I’m the parent of a teenaged girl. My daughter is always depressed and angry. She has a hard time liking certain people. She has a “her way or no way attitude.” Her dad and I have been divorced for a few years now and we’re both remarried. She will have nothing to do with my husband. He stays out of her way and tries really hard to just put up with her meanness. She is stubborn too. I’m trapped in the middle, I love them both too much. We have been blessed in so many ways, but all I do is give her what she wants and I get zero from her. I feel so bad about her pain. We tried counseling and that didn’t work. Now what? I’m praying for this problem all the time. Do you have any answers? I’m really desperate.
I’m saddened but not surprised to hear of your daughter’s reactions to your (and her father’s) divorce and remarriage. As you are well aware, there are some messy consequences of divorce in terms of how kids respond and it sounds like you are getting a full-fledged “storm” as opposed to some passing “showers.” Her reactions, however difficult, are not abnormal. Her world is one that has been full of changes in the past few years and it will take time for her to adjust. Don’t forget that most kids have difficult times navigating adolescence in the best of circumstances. Your daughter has additional issues she faces.
As difficult as it may be, she really needs your support during this adjustment period. You stated that “all I do is give her what she wants and I get zero from her.” I am concerned about that statement. Your daughter needs you to express your love, care, and unwavering commitment, but this doesn’t require giving her whatever she wants. Part of the support she needs is for you to be a parent, not her friend. She needs you to provide loving boundaries and discipline.
You stated that counseling didn’t work. Although, I’m cannot say why it didn’t work, I wouldn’t give up on trying to help your daughter find support outside of your home. This could be through the support of your youth pastor or a volunteer youth worker. Some areas have divorce recovery support groups for teenagers which can be very helpful. Also, there may be other professional adolescent counselors in your area that your daughter might connect with, despite not having a good experience with her first counselor.
Have you asked your daughter what kind of support she feels she needs or wants to help her through these adjustments? It is possible that she has something in mind, but hasn’t been asked.

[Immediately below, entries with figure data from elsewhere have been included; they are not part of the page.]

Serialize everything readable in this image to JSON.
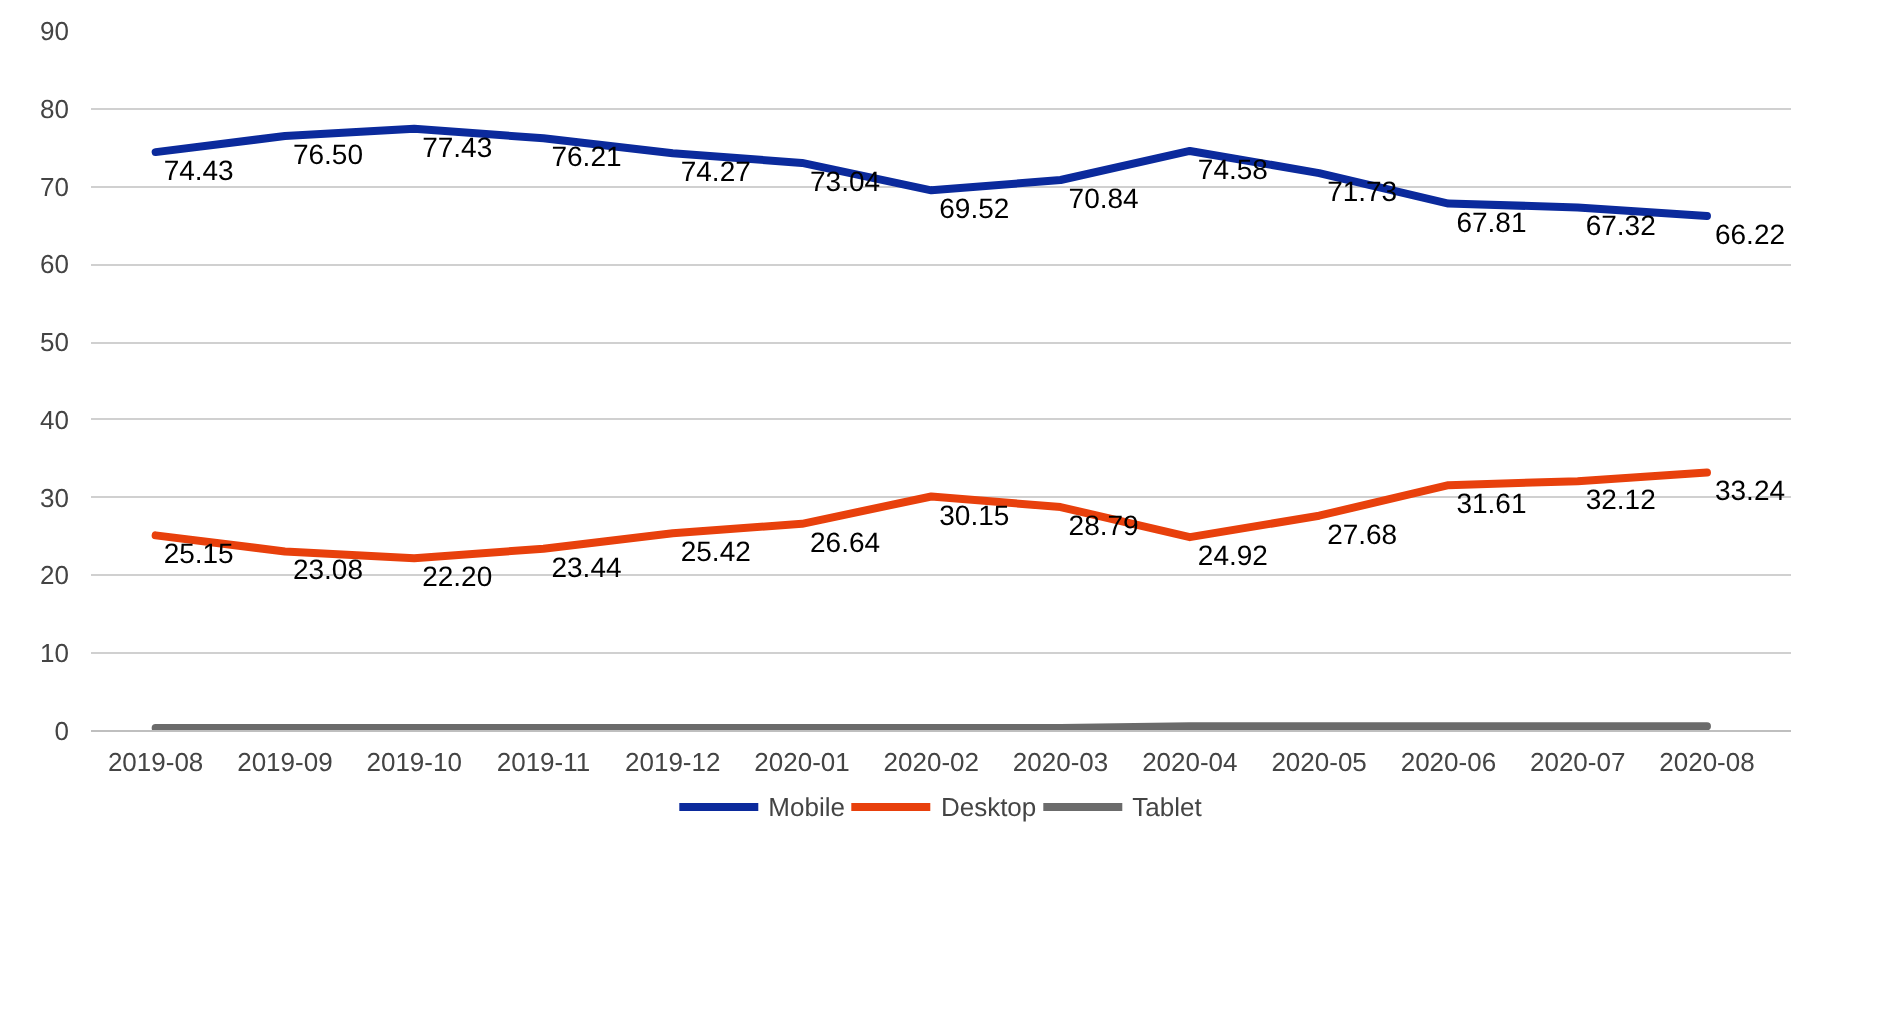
{
  "chart_data": {
    "type": "line",
    "categories": [
      "2019-08",
      "2019-09",
      "2019-10",
      "2019-11",
      "2019-12",
      "2020-01",
      "2020-02",
      "2020-03",
      "2020-04",
      "2020-05",
      "2020-06",
      "2020-07",
      "2020-08"
    ],
    "series": [
      {
        "name": "Mobile",
        "color": "#0b2a9c",
        "values": [
          74.43,
          76.5,
          77.43,
          76.21,
          74.27,
          73.04,
          69.52,
          70.84,
          74.58,
          71.73,
          67.81,
          67.32,
          66.22
        ],
        "value_labels": [
          "74.43",
          "76.50",
          "77.43",
          "76.21",
          "74.27",
          "73.04",
          "69.52",
          "70.84",
          "74.58",
          "71.73",
          "67.81",
          "67.32",
          "66.22"
        ]
      },
      {
        "name": "Desktop",
        "color": "#e8400c",
        "values": [
          25.15,
          23.08,
          22.2,
          23.44,
          25.42,
          26.64,
          30.15,
          28.79,
          24.92,
          27.68,
          31.61,
          32.12,
          33.24
        ],
        "value_labels": [
          "25.15",
          "23.08",
          "22.20",
          "23.44",
          "25.42",
          "26.64",
          "30.15",
          "28.79",
          "24.92",
          "27.68",
          "31.61",
          "32.12",
          "33.24"
        ]
      },
      {
        "name": "Tablet",
        "color": "#6b6b6b",
        "values": [
          0.4,
          0.4,
          0.4,
          0.4,
          0.4,
          0.4,
          0.4,
          0.4,
          0.6,
          0.6,
          0.6,
          0.6,
          0.6
        ]
      }
    ],
    "ylim": [
      0,
      90
    ],
    "yticks": [
      0,
      10,
      20,
      30,
      40,
      50,
      60,
      70,
      80,
      90
    ],
    "grid": "y",
    "legend": "bottom",
    "marker": "none",
    "line_style": "solid"
  }
}
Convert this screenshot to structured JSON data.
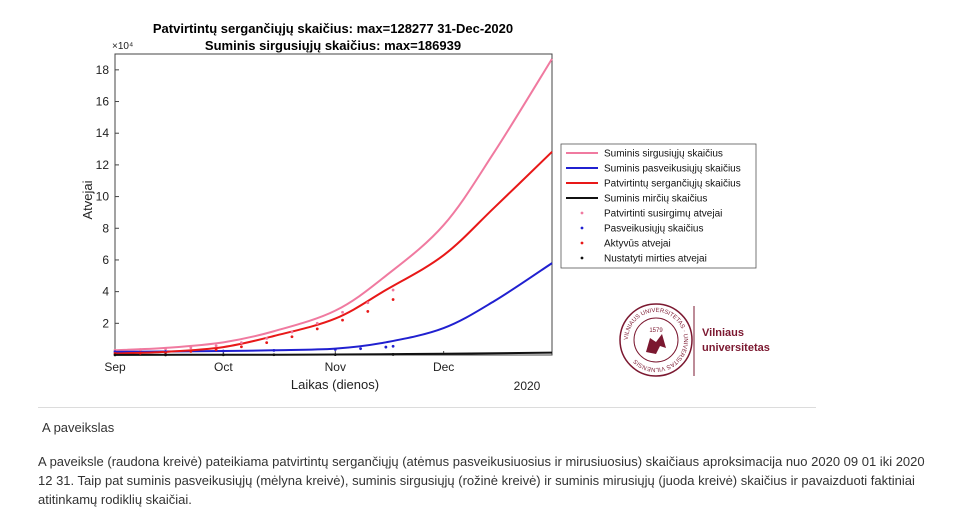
{
  "chart_data": {
    "type": "line",
    "title": "Patvirtintų sergančiųjų skaičius: max=128277     31-Dec-2020",
    "subtitle": "Suminis sirgusiųjų  skaičius: max=186939",
    "xlabel": "Laikas (dienos)",
    "ylabel": "Atvejai",
    "y_exponent_label": "×10⁴",
    "x_year_label": "2020",
    "xlim": [
      "2020-09-01",
      "2020-12-31"
    ],
    "ylim": [
      0,
      190000
    ],
    "x_ticks": [
      {
        "label": "Sep",
        "date": "2020-09-01"
      },
      {
        "label": "Oct",
        "date": "2020-10-01"
      },
      {
        "label": "Nov",
        "date": "2020-11-01"
      },
      {
        "label": "Dec",
        "date": "2020-12-01"
      }
    ],
    "y_ticks": [
      {
        "label": "2",
        "value": 20000
      },
      {
        "label": "4",
        "value": 40000
      },
      {
        "label": "6",
        "value": 60000
      },
      {
        "label": "8",
        "value": 80000
      },
      {
        "label": "10",
        "value": 100000
      },
      {
        "label": "12",
        "value": 120000
      },
      {
        "label": "14",
        "value": 140000
      },
      {
        "label": "16",
        "value": 160000
      },
      {
        "label": "18",
        "value": 180000
      }
    ],
    "grid": false,
    "legend_position": "right",
    "series": [
      {
        "name": "Suminis sirgusiųjų skaičius",
        "kind": "line",
        "color": "#f07aa0",
        "x": [
          "2020-09-01",
          "2020-09-15",
          "2020-10-01",
          "2020-10-15",
          "2020-11-01",
          "2020-11-15",
          "2020-12-01",
          "2020-12-15",
          "2020-12-31"
        ],
        "y": [
          3000,
          4500,
          8000,
          15000,
          28000,
          50000,
          82000,
          128000,
          186939
        ]
      },
      {
        "name": "Suminis pasveikusiųjų skaičius",
        "kind": "line",
        "color": "#2020d0",
        "x": [
          "2020-09-01",
          "2020-09-15",
          "2020-10-01",
          "2020-10-15",
          "2020-11-01",
          "2020-11-15",
          "2020-12-01",
          "2020-12-15",
          "2020-12-31"
        ],
        "y": [
          2000,
          2200,
          2500,
          3000,
          4000,
          8000,
          17000,
          34000,
          58000
        ]
      },
      {
        "name": "Patvirtintų sergančiųjų skaičius",
        "kind": "line",
        "color": "#e81818",
        "x": [
          "2020-09-01",
          "2020-09-15",
          "2020-10-01",
          "2020-10-15",
          "2020-11-01",
          "2020-11-15",
          "2020-12-01",
          "2020-12-15",
          "2020-12-31"
        ],
        "y": [
          1000,
          2000,
          5000,
          12000,
          23000,
          41000,
          63000,
          93000,
          128277
        ]
      },
      {
        "name": "Suminis mirčių skaičius",
        "kind": "line",
        "color": "#111111",
        "x": [
          "2020-09-01",
          "2020-10-01",
          "2020-11-01",
          "2020-12-01",
          "2020-12-31"
        ],
        "y": [
          100,
          150,
          300,
          800,
          1500
        ]
      },
      {
        "name": "Patvirtinti susirgimų atvejai",
        "kind": "dots",
        "color": "#f07aa0",
        "x": [
          "2020-09-01",
          "2020-09-08",
          "2020-09-15",
          "2020-09-22",
          "2020-09-29",
          "2020-10-06",
          "2020-10-13",
          "2020-10-20",
          "2020-10-27",
          "2020-11-03",
          "2020-11-10",
          "2020-11-17"
        ],
        "y": [
          3000,
          3400,
          3900,
          4600,
          5800,
          7800,
          10500,
          14500,
          20000,
          27000,
          33000,
          41000
        ]
      },
      {
        "name": "Pasveikusiųjų skaičius",
        "kind": "dots",
        "color": "#2020d0",
        "x": [
          "2020-09-01",
          "2020-09-15",
          "2020-10-01",
          "2020-10-15",
          "2020-11-01",
          "2020-11-08",
          "2020-11-15",
          "2020-11-17"
        ],
        "y": [
          2000,
          2200,
          2500,
          2900,
          3500,
          4000,
          5000,
          5500
        ]
      },
      {
        "name": "Aktyvūs atvejai",
        "kind": "dots",
        "color": "#e81818",
        "x": [
          "2020-09-01",
          "2020-09-08",
          "2020-09-15",
          "2020-09-22",
          "2020-09-29",
          "2020-10-06",
          "2020-10-13",
          "2020-10-20",
          "2020-10-27",
          "2020-11-03",
          "2020-11-10",
          "2020-11-17"
        ],
        "y": [
          1000,
          1200,
          1600,
          2300,
          3300,
          5200,
          7800,
          11500,
          16500,
          22000,
          27500,
          35000
        ]
      },
      {
        "name": "Nustatyti mirties atvejai",
        "kind": "dots",
        "color": "#111111",
        "x": [
          "2020-09-01",
          "2020-09-15",
          "2020-10-01",
          "2020-10-15",
          "2020-11-01",
          "2020-11-17"
        ],
        "y": [
          100,
          110,
          140,
          180,
          250,
          350
        ]
      }
    ]
  },
  "logo": {
    "name_line1": "Vilniaus",
    "name_line2": "universitetas",
    "seal_year": "1579",
    "seal_ring_text": "VILNIAUS UNIVERSITETAS · UNIVERSITAS VILNENSIS",
    "color": "#7b1830"
  },
  "caption": {
    "label": "A paveikslas",
    "text": "A paveiksle (raudona kreivė) pateikiama patvirtintų sergančiųjų (atėmus pasveikusiuosius ir mirusiuosius) skaičiaus aproksimacija nuo 2020 09 01 iki 2020 12 31. Taip pat suminis pasveikusiųjų (mėlyna kreivė), suminis sirgusiųjų (rožinė kreivė) ir suminis mirusiųjų (juoda kreivė) skaičius ir pavaizduoti faktiniai atitinkamų rodiklių skaičiai."
  }
}
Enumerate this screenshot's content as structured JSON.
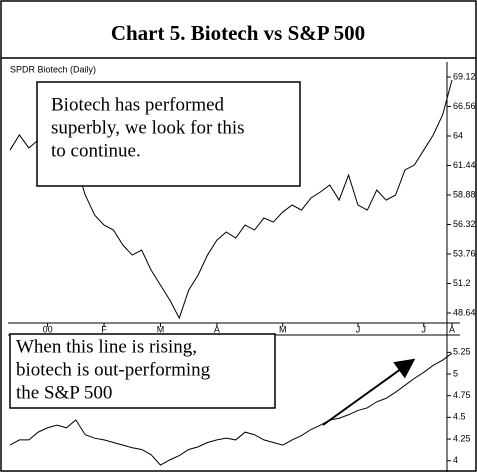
{
  "header": {
    "title": "Chart 5.  Biotech vs S&P 500"
  },
  "chart_data": [
    {
      "type": "line",
      "title": "SPDR Biotech (Daily)",
      "annotation": [
        "Biotech has performed",
        "superbly, we look for this",
        "to continue."
      ],
      "categories": [
        null,
        null,
        null,
        null,
        "00",
        null,
        null,
        null,
        null,
        null,
        "F",
        null,
        null,
        null,
        null,
        null,
        "M",
        null,
        null,
        null,
        null,
        null,
        "A",
        null,
        null,
        null,
        null,
        null,
        null,
        "M",
        null,
        null,
        null,
        null,
        null,
        null,
        null,
        "J",
        null,
        null,
        null,
        null,
        null,
        null,
        "J",
        null,
        null,
        "A"
      ],
      "series": [
        {
          "name": "SPDR Biotech",
          "color": "#000000",
          "values": [
            62.78,
            64.09,
            62.96,
            63.65,
            62.78,
            63.65,
            62.78,
            61.48,
            58.88,
            57.14,
            56.27,
            55.84,
            54.54,
            53.67,
            54.1,
            52.37,
            51.06,
            49.76,
            48.2,
            50.63,
            51.93,
            53.67,
            54.97,
            55.67,
            55.14,
            56.27,
            55.84,
            56.88,
            56.53,
            57.4,
            58.01,
            57.57,
            58.62,
            59.14,
            59.75,
            58.44,
            60.61,
            58.01,
            57.57,
            59.31,
            58.44,
            58.88,
            61.05,
            61.48,
            62.78,
            64.09,
            65.82,
            68.86
          ]
        }
      ],
      "ylim": [
        47.86,
        70.42
      ],
      "yticks": [
        48.64,
        51.2,
        53.76,
        56.32,
        58.88,
        61.44,
        64,
        66.56,
        69.12
      ]
    },
    {
      "type": "line",
      "annotation": [
        "When this line is rising,",
        "biotech is out-performing",
        "the S&P 500"
      ],
      "series": [
        {
          "name": "Biotech / S&P 500",
          "color": "#000000",
          "values": [
            4.18,
            4.24,
            4.24,
            4.33,
            4.38,
            4.41,
            4.38,
            4.47,
            4.3,
            4.26,
            4.24,
            4.21,
            4.18,
            4.15,
            4.13,
            4.07,
            3.95,
            4.01,
            4.06,
            4.13,
            4.16,
            4.21,
            4.24,
            4.26,
            4.24,
            4.33,
            4.3,
            4.24,
            4.21,
            4.18,
            4.24,
            4.29,
            4.36,
            4.41,
            4.47,
            4.49,
            4.53,
            4.58,
            4.61,
            4.68,
            4.72,
            4.79,
            4.87,
            4.95,
            5.02,
            5.1,
            5.16,
            5.24
          ]
        }
      ],
      "ylim": [
        3.87,
        5.45
      ],
      "yticks": [
        4,
        4.25,
        4.5,
        4.75,
        5,
        5.25
      ]
    }
  ]
}
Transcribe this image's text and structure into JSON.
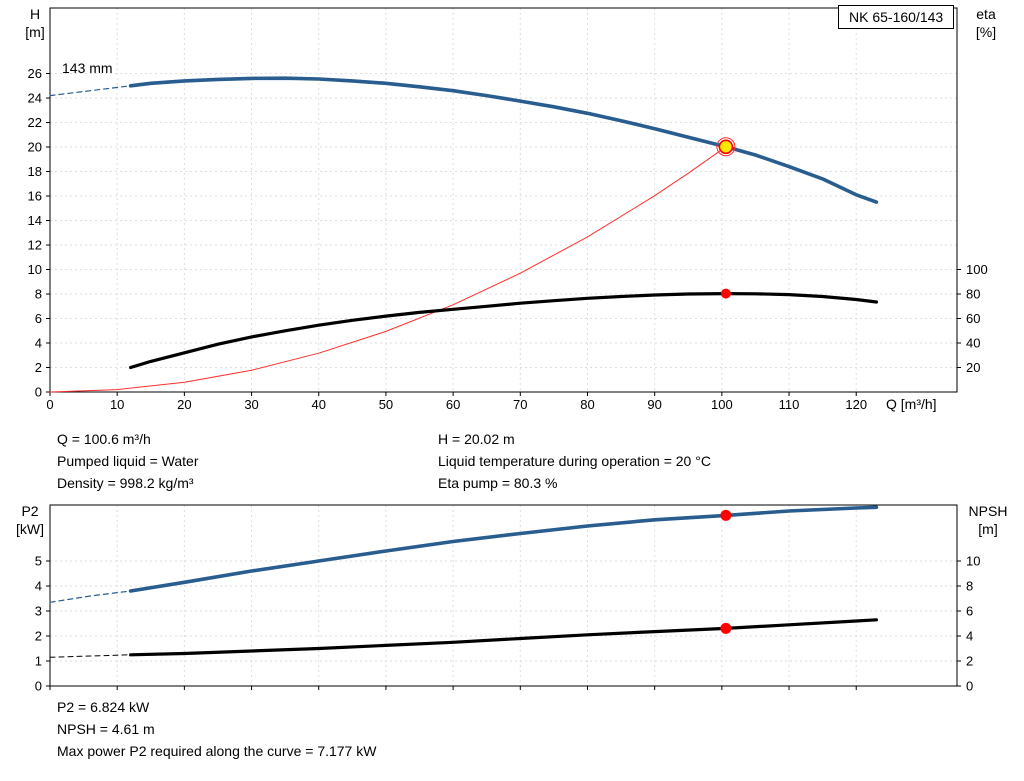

Whatever else you do, don’t give up praying for your daughter. Even though it is sometimes hard to keep this in mind when things aren’t going well, don’t forget that God loves your daughter more than anyone else! He won’t let go of her! Commit her to God’s care. And don’t forget, God also loves you! Commit your parenting to Him. Ask Him for wisdom. He promises to give it (see James 1). God is big enough to carry you and your daughter through these times. Do your best with your daughter and trust Him.